Zechariah had other reasons for giving praise. He blessed Yahweh for being faithful throughout the centuries, despite the people’s infidelities. God remembered all the covenants made with Israel, as well as “the oath that he swore to our ancestor Abraham, to grant that…we may serve him without fear….” This is the oath God swore after having spared Isaac from the sacrificial knife of Abraham: “Because you have done this, and have not withheld your son, your only son, I will indeed bless you” (Genesis 22: 16-17).
If the gospels have one overriding purpose, it is to recall the continuity of the traditions and prophecies of old with the realities of the ‘new way.’ Zechariah’s hymn sings of salvation wrought by God, and if there is one truth that can be assumed, it is that God can be trusted, believed in, and believed. God would not be God without it.

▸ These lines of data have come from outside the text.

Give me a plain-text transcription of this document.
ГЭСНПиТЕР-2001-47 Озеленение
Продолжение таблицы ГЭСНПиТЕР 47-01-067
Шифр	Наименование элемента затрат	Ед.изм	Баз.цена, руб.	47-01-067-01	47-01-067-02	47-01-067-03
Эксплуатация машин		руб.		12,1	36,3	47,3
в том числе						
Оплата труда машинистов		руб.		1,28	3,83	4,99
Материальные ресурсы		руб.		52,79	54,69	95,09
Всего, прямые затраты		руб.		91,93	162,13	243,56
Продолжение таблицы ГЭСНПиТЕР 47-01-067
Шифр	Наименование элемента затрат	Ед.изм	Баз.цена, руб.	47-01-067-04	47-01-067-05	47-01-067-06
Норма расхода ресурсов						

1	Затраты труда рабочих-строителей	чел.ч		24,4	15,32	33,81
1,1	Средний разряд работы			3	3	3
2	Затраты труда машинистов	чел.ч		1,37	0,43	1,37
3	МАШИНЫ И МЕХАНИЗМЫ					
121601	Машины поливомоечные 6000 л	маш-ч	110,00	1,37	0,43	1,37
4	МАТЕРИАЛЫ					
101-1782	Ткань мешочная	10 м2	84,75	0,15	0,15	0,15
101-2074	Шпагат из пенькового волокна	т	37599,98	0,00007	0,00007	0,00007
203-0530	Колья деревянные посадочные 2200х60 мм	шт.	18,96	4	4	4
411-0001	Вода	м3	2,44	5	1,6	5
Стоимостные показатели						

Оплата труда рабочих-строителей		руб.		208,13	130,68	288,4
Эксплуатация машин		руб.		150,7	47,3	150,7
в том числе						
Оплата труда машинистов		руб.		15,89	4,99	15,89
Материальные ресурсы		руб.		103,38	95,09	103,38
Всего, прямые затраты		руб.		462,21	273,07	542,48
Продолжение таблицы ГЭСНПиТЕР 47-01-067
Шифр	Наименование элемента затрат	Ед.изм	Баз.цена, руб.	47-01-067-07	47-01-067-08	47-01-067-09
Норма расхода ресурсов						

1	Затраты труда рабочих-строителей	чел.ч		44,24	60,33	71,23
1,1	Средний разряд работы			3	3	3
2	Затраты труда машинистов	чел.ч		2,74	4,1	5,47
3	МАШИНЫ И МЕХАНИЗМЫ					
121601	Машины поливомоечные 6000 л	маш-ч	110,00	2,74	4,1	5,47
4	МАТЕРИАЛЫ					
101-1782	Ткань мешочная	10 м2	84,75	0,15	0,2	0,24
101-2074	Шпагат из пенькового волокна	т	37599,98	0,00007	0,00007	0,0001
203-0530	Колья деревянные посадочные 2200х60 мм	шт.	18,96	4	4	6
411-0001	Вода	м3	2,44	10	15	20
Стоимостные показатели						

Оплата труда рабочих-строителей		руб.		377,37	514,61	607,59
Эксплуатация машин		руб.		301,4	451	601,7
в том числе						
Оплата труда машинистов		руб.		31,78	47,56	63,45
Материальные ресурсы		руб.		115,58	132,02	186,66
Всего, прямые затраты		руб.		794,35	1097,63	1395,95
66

Perhaps the last word of this song is the one that the world of this year would most prize: peace. The prophet Zechariah is indeed a prophet, as a prophet’s voice both praises and predicts. He sings that this peace is one that we can receive from God if we walk in his ways: “to guide our feet into the way of peace.” Peace is a gift, but it is possible to be unable to receive it, to have a heart and a soul that are utterly incompatible with God’s peace. This peace is more than the absence of strife but a combination of order, joy, trust, the knowledge of being saved, and salvation itself. The peace hailed here has an eloquent echo at the close of the gospel, when Jesus greeted the disciples of Emmaus: “Peace be with you,” he said to them.
Mary’s apparition at La Salette is a call to praise and bless the Lord. She reminds people to observe the day that the Lord has reserved for worship. She says that “those who drive carts cannot swear without throwing in my Son’s name. These are the two things that make the arm of my Son so heavy”, she concludes.
It is one thing to be visited by God and quite another to welcome the visit. A good candidate for the ultimate sin would be ignoring God to the point of disrespect. A mind and soul thus inhabited are unable to accept the gift of peace. When Zechariah sang of God visiting his people, he sang of God’s regard for them, of God’s “taking note” of them and “minding” them. At La Salette, Mary twice reproaches her people for paying “no heed.” There is no insult equal to that of being ignored. It is the sin of doing nothing, the ultimate affront to One who insists on visiting his people.
La Salette Invocation
Our Lady of La Salette, reconciler of sinners,
pray without ceasing for us who have recourse to you.